The Company will agree to purchase from Catalent at least
$16 million of Product in 2021 (pro-rated for a partial year) and
$18 million of Product from 2022 through 2030 (and an
additional amount in the last year in the case of such a
proration), subject to reduction in certain cases. The Company will
be obligated to provide Catalent with a rolling 24-month forecast of production
requirements, a portion of which will be considered a binding, firm
order by the Company. Catalent will be required to reserve
sufficient capacity for the manufacture of a specified amount of
Product per year, with such capacity reservation to be reviewed on
an annual basis.
In addition, the Company will grant to Catalent a non-exclusive, paid-up, royalty-free, non-transferrable, non-assignable, non-sublicensable license to certain of
its intellectual property in order to enable the manufacture of the
Product. Catalent will grant to the Company a worldwide, perpetual,
assignable and sublicensable license to certain of its intellectual
property as reasonably necessary to allow the Company to
commercialize the Product.
The Manufacturing Agreement will contain customary representations,
warranties and covenants, including with respect to the ownership
of any intellectual property created pursuant to the Manufacturing
Agreement, as well as provisions relating to ordering, payment and
shipping terms, regulatory matters, reporting obligations,
indemnity, confidentiality and other matters.

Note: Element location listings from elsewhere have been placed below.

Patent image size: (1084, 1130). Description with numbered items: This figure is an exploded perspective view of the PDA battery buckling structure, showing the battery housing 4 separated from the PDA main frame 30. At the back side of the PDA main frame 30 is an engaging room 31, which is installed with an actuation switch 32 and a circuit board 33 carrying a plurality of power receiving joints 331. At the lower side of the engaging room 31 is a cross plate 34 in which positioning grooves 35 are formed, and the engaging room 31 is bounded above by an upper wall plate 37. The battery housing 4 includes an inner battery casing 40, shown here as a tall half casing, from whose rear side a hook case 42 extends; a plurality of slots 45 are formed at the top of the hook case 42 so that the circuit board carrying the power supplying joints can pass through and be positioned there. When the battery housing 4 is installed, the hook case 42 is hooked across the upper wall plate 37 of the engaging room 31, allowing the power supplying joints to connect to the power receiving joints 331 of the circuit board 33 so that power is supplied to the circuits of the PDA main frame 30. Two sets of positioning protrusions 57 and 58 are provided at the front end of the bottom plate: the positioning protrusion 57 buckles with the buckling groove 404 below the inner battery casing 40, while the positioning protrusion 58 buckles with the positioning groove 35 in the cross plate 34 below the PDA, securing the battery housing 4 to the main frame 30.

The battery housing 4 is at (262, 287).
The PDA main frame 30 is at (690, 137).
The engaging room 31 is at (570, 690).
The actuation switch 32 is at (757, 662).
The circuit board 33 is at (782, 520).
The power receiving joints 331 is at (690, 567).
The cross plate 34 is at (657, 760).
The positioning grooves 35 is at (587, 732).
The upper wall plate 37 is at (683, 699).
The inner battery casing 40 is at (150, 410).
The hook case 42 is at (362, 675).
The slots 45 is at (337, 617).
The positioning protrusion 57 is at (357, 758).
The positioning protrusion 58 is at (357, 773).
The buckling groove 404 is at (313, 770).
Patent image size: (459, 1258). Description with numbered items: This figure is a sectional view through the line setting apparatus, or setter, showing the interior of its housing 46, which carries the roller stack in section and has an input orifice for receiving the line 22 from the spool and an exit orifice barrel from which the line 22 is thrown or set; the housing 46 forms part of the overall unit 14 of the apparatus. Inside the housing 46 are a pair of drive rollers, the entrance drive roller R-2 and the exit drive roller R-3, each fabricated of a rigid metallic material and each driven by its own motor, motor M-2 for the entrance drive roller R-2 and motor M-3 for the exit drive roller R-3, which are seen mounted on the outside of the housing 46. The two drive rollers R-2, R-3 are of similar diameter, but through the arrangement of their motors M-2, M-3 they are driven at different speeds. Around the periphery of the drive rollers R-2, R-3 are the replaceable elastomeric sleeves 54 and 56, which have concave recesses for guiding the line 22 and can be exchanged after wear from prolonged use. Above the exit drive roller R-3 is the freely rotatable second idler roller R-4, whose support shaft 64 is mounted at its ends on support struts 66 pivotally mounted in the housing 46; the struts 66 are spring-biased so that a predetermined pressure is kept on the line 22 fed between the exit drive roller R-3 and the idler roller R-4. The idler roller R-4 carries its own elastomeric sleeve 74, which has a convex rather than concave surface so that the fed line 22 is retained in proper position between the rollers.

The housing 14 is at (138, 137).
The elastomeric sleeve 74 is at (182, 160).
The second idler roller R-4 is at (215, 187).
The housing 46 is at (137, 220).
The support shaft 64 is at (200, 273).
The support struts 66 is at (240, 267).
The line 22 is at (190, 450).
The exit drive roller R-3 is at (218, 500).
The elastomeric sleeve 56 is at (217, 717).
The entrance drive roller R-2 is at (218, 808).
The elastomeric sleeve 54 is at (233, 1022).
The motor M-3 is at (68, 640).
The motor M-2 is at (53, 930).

The foregoing description of the Manufacturing Agreement does not
purport to be complete and is qualified in its entirety by
reference to such document, which will be filed as an exhibit to a
future periodic or current report of the Company.
At The Market Offering
On January 13, 2021, the Company entered into an At The Market
Offering Agreement (the “ATM Agreement”) with H.C.
Wainwright & Co., LLC (the “Agent”) pursuant to which the
Company may offer and sell from time to time to or through the
Agent shares of the Company’s common stock, $0.001 par value per
share (“Common Stock”).
The offer and sale of shares of Common Stock through the Agent will
be made pursuant to the Registration Statement on Form S-3 (File No. 333-248738), which was
declared effective by the Securities and Exchange Commission (the
“SEC”) on September 17, 2020, and a related prospectus
supplement filed with the SEC on the date hereof pursuant to which
the Company is offering shares of its Common Stock having an
aggregate offering price of up to $15,250,000.
Under the ATM Agreement, the Company may offer and sell shares of
Common Stock through the Agent by any method deemed to be an “at
the market offering” as defined in Rule 415 of the Securities Act
of 1933, as amended, including sales made directly on or through
The Nasdaq Global Select Market, sales made to or through a market
maker other than on an exchange or otherwise, directly to the Agent
as principal, in negotiated transactions at market prices
prevailing at the time of sale or at prices related to such
prevailing market prices, and/or in any other method permitted by
law. If the Company elects to utilize the ATM Agreement, the Agent
would be obligated to use commercially reasonable efforts
consistent with its normal trading and sales practices and
applicable law and regulations to sell such shares in accordance
with the Company’s instructions (including as to price, time or
size limit or other parameters or conditions the Company may
impose). The Company will pay the Agent a commission of 3.0% of the
gross sales price of any shares of Common Stock sold under the ATM
Agreement. The Company has also provided the Agent with customary
indemnification rights and has agreed to reimburse the Agent for
certain specified expenses up to $50,000 plus up to $2,500 per
quarter while the ATM Agreement remains in effect.